Chantix, approved in the US in 2006, works by blocking nicotine receptors to the brain. Chantix is the first such nicotine receptor partial agonist approved by the FDA. It was heralded as an alternative to other smoking cessation drugs and nicotine replacement therapy.

In the US, 34 Chantix users have reportedly committed suicide.  According to an FDA Nov. 20 Early Communication, Pfizer had submitted several postmarketing cases to the agency describing suicidal thoughts and occasional suicidal behavior possibly linked to Chantix use. At the time, the FDA said that its preliminary assessment revealed that many of the cases reflected new-onset of depressed mood, suicidal ideation, and changes in emotion and behavior within days to weeks of initiating Chantix treatment.
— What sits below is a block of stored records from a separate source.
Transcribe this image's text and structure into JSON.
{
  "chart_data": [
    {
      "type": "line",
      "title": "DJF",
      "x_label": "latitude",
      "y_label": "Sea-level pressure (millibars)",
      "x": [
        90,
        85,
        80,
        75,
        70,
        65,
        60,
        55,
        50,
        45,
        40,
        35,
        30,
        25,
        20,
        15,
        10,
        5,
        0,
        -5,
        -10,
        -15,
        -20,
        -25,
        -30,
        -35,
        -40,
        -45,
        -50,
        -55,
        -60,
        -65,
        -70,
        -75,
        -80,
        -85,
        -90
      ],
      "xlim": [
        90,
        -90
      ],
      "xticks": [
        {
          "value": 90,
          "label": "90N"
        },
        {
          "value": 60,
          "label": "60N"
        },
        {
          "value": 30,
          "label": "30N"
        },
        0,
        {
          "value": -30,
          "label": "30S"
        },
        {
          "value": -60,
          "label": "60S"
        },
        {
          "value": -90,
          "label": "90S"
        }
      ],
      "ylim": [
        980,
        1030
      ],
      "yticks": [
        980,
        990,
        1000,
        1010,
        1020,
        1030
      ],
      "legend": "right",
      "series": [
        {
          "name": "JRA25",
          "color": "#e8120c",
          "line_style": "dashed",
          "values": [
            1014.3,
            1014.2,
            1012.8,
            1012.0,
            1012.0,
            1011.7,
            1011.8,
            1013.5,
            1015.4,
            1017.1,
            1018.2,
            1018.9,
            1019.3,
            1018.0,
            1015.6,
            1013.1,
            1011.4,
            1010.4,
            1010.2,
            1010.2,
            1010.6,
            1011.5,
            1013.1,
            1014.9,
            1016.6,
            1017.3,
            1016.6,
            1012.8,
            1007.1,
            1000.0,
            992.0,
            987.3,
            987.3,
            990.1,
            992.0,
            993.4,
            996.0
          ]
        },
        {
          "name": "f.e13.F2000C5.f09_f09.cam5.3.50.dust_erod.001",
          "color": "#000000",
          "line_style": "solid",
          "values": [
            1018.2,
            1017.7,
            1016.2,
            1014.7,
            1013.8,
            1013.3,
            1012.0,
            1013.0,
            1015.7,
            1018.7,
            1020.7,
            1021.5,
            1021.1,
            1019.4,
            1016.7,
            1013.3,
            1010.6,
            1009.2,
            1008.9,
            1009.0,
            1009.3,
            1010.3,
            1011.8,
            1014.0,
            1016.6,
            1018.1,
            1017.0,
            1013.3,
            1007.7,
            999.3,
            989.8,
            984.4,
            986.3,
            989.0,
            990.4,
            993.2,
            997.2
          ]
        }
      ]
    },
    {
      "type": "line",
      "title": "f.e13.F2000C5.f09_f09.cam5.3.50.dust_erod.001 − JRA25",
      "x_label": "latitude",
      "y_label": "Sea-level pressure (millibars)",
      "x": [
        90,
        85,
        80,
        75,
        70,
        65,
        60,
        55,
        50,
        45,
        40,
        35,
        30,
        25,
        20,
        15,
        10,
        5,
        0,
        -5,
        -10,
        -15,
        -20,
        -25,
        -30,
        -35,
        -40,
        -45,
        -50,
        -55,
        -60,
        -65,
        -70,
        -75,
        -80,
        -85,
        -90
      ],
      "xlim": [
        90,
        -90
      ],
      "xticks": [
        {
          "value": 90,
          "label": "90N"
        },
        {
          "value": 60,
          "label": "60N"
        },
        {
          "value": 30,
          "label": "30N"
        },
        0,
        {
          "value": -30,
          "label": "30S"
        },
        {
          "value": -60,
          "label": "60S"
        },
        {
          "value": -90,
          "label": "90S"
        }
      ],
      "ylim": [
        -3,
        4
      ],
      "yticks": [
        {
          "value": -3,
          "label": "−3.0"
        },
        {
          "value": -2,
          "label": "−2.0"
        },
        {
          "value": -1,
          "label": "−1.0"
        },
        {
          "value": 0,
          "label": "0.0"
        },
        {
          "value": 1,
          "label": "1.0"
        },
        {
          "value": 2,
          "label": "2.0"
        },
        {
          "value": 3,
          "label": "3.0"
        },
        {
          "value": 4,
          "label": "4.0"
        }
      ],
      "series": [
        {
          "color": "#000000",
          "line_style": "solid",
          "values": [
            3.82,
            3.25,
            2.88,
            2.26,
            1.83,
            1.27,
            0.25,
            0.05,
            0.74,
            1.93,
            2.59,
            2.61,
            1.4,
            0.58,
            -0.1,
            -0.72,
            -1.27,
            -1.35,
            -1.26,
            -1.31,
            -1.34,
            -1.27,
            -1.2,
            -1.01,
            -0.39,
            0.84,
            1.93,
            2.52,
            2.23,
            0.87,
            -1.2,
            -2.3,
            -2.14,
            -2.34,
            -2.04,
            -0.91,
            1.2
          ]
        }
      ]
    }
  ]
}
The role of Chantix in these cases was not clear, the FDA said, because smoking cessation, with or without treatment, is associated with nicotine withdrawal symptoms and has also been associated with the exacerbation of underlying psychiatric illness. However, not all patients described in these cases had pre-existing psychiatric illness and not all had discontinued smoking.

In February, the FDA said “it appears increasingly likely that there may be an association between Chantix and serious neuropsychiatric symptoms.” The agency said that it had asked Pfizer to elevate the prominence of safety information regarding suicidal thoughts and other psychiatric problems to the warnings and precautions section of the Chantix prescribing information, or labeling. In addition, the FDA said it was working with Pfizer to finalize a Medication Guide for patients.

In Canada, 46 Champix side effect reports involved psychiatric reactions including aggression, depression and suicidal thinking. Others involved amnesia, abnormal dreams, anxiety, insomnia, and abnormal thinking. Seven people experienced “suicidal tendency” while on Champix. Four had no personal history of a psychiatric illness, including a 33-year-old woman who became suicidal 11 days after starting the drug, according to the most recent issue of Health Canada’s Canadian Adverse Reaction Newsletter. One woman had a history of mental illness. In the remaining two cases, their psychiatric histories were not known.  No Champix users in Canada have actually committed suicide, the agency said.

Despite such reports, Health Canada is not planning any public communication on Champix psychiatric side effects at this time.  The reports are based on suspicion only, the agency said, and not considered scientific proof of a drug’s effect. But it’s believed only about one percent of adverse drug reactions are reported under Canada’s voluntary reporting system.  Health Canada said it’s reviewing Champix and will “take appropriate action as considered necessary.”